For travellers who struggle to obtain cover because of a pre-existing condition, the gov.uk and FCDO route is to compare specialist providers rather than default to the cheapest worldwide policy, since the limit and the disclosure handling differ more than the headline price.
Common pitfalls
The first pitfall is treating the GHIC as a substitute for insurance on a Caribbean trip. It provides no cover in the region at all, and even where it applies elsewhere it excludes repatriation and private care. The second is buying a Europe-only or narrow geographical band by mistake; the Caribbean requires a worldwide policy, and some travellers route through the USA, which sits in the highest-cost medical band and is sometimes a separate option.
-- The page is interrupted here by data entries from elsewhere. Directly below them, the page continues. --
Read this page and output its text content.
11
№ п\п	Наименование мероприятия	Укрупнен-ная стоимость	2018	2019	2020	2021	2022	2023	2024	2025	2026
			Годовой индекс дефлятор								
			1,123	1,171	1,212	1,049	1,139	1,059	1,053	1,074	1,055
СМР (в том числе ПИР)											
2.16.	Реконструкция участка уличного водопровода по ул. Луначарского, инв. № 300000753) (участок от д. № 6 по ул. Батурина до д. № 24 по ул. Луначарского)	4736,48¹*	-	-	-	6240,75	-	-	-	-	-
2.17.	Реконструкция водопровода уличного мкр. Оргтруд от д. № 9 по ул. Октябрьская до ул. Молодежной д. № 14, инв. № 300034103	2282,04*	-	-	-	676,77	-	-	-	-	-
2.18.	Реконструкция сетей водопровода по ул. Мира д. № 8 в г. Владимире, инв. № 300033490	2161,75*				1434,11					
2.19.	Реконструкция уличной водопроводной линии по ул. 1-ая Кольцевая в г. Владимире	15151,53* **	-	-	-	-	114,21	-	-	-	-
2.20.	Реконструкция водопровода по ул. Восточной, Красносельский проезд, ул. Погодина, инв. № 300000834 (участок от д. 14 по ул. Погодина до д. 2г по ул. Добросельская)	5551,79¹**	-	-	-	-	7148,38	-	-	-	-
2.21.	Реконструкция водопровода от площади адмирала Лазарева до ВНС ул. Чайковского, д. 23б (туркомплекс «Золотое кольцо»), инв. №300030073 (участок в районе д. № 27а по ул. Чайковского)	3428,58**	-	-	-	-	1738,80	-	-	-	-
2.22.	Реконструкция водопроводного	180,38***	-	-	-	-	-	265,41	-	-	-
The third is under-setting the medical limit: with the average travel medical claim at 1,528 pounds but the tail running past 1 million pounds for repatriation cases, an unlimited or very high medical and repatriation limit is the figure that absorbs the worst case. The fourth is omitting an activity add-on for diving or watersports, or a cruise upgrade where the itinerary includes one. The fifth, and the most frequent cause of a refused claim, is non-disclosure of a medical history that the FCDO warns may invalidate the policy entirely.
Does the GHIC card cover the Caribbean?
No. The NHS lists GHIC cover for the European Economic Area, Montenegro, Australia, the Channel Islands, the Isle of Man, St Helena, Tristan and Ascension. No Caribbean nation is included, so a UK traveller relies entirely on a travel insurance policy for medical costs in the region.
How much emergency medical cover is needed for the Caribbean?
There is no fixed legal figure, but the FCDO warns that emergency treatment and hospital bills can be enormously expensive and that emergency transport is often charged separately. Given that long-haul repatriation cases have cost ABI members more than 1 million pounds, many travellers check for an unlimited or very high emergency medical and repatriation limit rather than a low fixed ceiling.
Do water sports and cruises need extra cover?
Often, yes. The FCDO notes that some activities such as sports or adventure tourism may need specialist insurance or an add-on, which can apply to scuba diving, jet skiing and similar activities. It also states that cruises generally require an additional level of cover because it is more difficult to get to hospital for treatment, so a cruise leg around the islands should be declared.